On commence la journée en prenant de la hauteur. Direction la place Saint-Marc, sa basilique, son campanile. Très peu de monde à cette heure-ci, on entre dans le campanile de San Marco au bout d’une dizaine de minutes. Un ascenseur nous mène à son sommet et là c’est whaou… ! A près de 100 mètres de haut, on a une superbe vue sur les toits de la Sérénissime et de la basilique.

Place saint marc, venise
Venise

Sur la gauche de la photo suivante, on distingue un escalier très particulier qui fait partie du palais Contarini del Bovolo.
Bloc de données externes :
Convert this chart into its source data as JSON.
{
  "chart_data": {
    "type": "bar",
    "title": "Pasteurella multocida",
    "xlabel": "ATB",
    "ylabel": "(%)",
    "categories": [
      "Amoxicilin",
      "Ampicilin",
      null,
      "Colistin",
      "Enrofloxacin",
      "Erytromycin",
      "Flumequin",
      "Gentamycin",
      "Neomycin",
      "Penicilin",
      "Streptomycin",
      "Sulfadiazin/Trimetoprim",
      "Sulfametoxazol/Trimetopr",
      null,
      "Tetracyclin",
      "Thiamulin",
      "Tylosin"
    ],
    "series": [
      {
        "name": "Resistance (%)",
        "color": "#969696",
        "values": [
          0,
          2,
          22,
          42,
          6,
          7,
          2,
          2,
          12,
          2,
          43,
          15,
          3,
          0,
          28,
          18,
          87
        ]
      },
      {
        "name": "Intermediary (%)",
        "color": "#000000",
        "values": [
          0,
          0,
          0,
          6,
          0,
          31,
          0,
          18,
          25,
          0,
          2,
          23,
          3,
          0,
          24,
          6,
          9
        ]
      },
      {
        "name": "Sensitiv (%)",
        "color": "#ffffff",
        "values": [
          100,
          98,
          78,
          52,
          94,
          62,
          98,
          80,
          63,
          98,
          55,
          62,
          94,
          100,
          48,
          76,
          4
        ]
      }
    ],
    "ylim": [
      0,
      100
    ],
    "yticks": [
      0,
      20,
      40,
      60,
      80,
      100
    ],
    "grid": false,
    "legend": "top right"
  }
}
Un peu plus tard dans la journée, le jeu va consister à essayer de le trouver dans le dédale des ruelles pour le voir de près.

Venise
Venise, Place Saint-Marc
Venise, punta della dogana

Avant de partir, j’ai réservé sur internet la visite des itinéraires secrets du palais des Doges qui, comme son nom l’indique, permet de découvrir les coulisses du palais et la cellule où a été emprisonné le célèbre Casanova. La visite en français débute à midi. On arrive vers 11h pour retirer nos billets et commencer la visite des salles ouvertes au public. Dans le hall, mon téléphone sonne. Après la tuile d’hier soir (la clé démagnétisée), voici qu’on m’annonce la nouvelle tuile du jour ! Ma banquière m’informe avoir reçu une alerte à la fraude sur mon compte ! Résultat : des paiements pour plus de 1000 euros et le bloquage immédiat de ma carte bancaire ! C’est dans des cas comme celui-ci que je suis contente d’avoir gardé mon indépendance financière (!) et surtout qu’on ait chacun notre compte. Au moins, on a la carte de Laurent pour payer jusqu’à ce qu’on m’en donne une nouvelle.
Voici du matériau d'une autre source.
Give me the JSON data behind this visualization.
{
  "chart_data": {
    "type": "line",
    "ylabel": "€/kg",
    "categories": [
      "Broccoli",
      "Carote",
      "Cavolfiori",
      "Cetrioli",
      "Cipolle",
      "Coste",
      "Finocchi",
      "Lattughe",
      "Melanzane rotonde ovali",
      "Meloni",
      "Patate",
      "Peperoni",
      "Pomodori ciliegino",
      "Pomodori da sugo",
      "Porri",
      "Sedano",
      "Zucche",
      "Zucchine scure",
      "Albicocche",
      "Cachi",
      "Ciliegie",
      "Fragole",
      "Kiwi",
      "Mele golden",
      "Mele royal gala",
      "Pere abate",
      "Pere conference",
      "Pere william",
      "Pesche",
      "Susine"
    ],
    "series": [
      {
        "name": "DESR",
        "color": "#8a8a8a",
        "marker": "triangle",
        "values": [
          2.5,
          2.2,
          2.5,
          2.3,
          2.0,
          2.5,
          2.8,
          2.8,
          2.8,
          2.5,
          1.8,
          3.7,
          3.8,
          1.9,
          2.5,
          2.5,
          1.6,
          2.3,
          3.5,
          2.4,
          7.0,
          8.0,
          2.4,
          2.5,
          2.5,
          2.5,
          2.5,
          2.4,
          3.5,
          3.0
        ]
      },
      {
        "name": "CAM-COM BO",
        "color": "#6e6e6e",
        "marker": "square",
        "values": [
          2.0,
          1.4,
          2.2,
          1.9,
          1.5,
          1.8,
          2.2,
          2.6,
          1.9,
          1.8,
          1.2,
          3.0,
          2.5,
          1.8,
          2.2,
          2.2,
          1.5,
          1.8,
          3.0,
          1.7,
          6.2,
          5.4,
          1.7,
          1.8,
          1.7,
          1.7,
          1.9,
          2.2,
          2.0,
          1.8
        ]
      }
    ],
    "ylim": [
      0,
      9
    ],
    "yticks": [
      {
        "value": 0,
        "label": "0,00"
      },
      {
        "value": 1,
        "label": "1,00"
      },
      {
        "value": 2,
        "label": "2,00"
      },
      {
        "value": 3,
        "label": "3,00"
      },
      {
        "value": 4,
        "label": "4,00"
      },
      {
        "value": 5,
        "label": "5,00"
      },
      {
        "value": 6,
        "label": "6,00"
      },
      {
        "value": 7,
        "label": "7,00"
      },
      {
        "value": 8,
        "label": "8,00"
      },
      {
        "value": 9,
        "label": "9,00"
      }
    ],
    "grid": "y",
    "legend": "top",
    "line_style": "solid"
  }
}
Mais revenons au Palais ducal

L’escalier d’or (scala d’oro), la salle du Collège, la salle du Grand Conseil… tout est grandeur et splendeur. Il a été construit par les plus grands architectes et décoré par les plus grands peintres de l’époque (XIVème – XVIème), parmi lesquels Véronèse et le Tintoret. Les stucs, boiseries, dorures et peintures sont de toute beauté et certains tableaux de taille impressionnante.

Venise, Palais des Doges
Venise, Palais des Doges
Venise, Palais des Doges
Venise, Palais des Doges
Venise, Palais des Doges

Le palais était à la fois la résidence du doge et le lieu où étaient réunies les principales administrations de la République de Venise. Le doge détenait les pouvoirs législatif, exécutif et judiciaire. Les prévenus passaient devant le conseil des dix, puis éventuellement devant le conseil des trois s’ils avaient commis une très grosse bêtise. Ensuite, ils étaient emprisonnés dans les geôles du palais.
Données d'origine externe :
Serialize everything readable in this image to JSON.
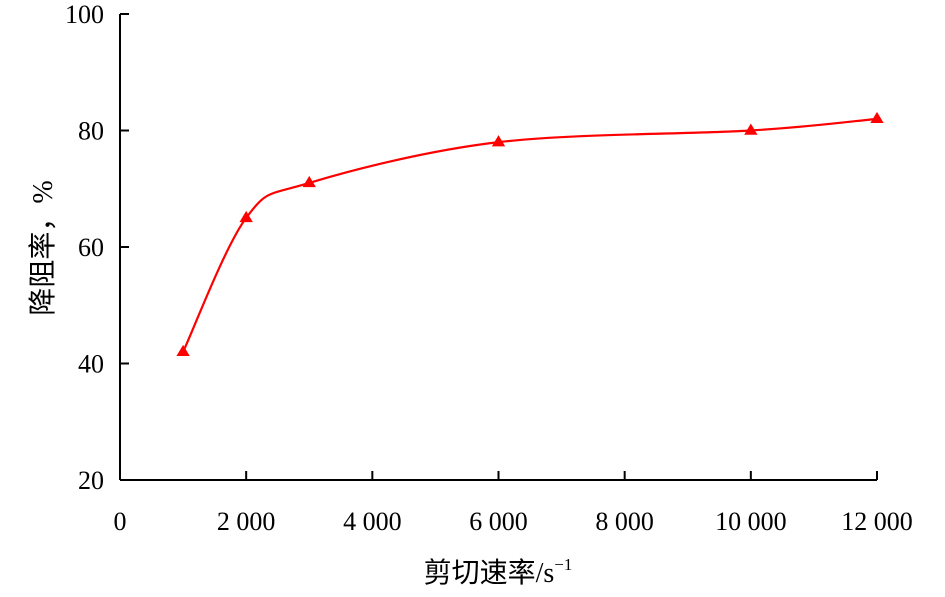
{
  "chart_data": {
    "type": "line",
    "title": "",
    "xlabel": "剪切速率/s",
    "xlabel_superscript": "−1",
    "ylabel": "降阻率，%",
    "xlim": [
      0,
      12000
    ],
    "ylim": [
      20,
      100
    ],
    "x_ticks": [
      0,
      2000,
      4000,
      6000,
      8000,
      10000,
      12000
    ],
    "x_tick_labels": [
      "0",
      "2 000",
      "4 000",
      "6 000",
      "8 000",
      "10 000",
      "12 000"
    ],
    "y_ticks": [
      20,
      40,
      60,
      80,
      100
    ],
    "y_tick_labels": [
      "20",
      "40",
      "60",
      "80",
      "100"
    ],
    "grid": false,
    "legend": "none",
    "series": [
      {
        "color": "#ff0000",
        "marker": "triangle",
        "smooth": true,
        "x": [
          1000,
          2000,
          3000,
          6000,
          10000,
          12000
        ],
        "y": [
          42,
          65,
          71,
          78,
          80,
          82
        ]
      }
    ]
  }
}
La partie la plus ancienne des prisons se trouve dans le palais même et fait partie de la visite des itinéraires secrets. On ne peut y accéder qu’accompagné d’un guide. Les prisons comportent trois niveaux de « confort » : le puits, les plombs et entre les deux. Les cellules du puits (les pires) étaient dans les soubassements qui étaient régulièrement inondés et habités par les rats. Les plombs étaient sous les toits (en plomb !) où il faisait super froid l’hiver et hyper chaud l’été (jusqu’à 50°). Notre cher Casanova était dans les plombs où il a « habité » deux cellules différentes. Il n’a pas réussi à s’échapper de la première mais, avec l’aide du Père Balbi, a réussi à s’évader de la deuxième.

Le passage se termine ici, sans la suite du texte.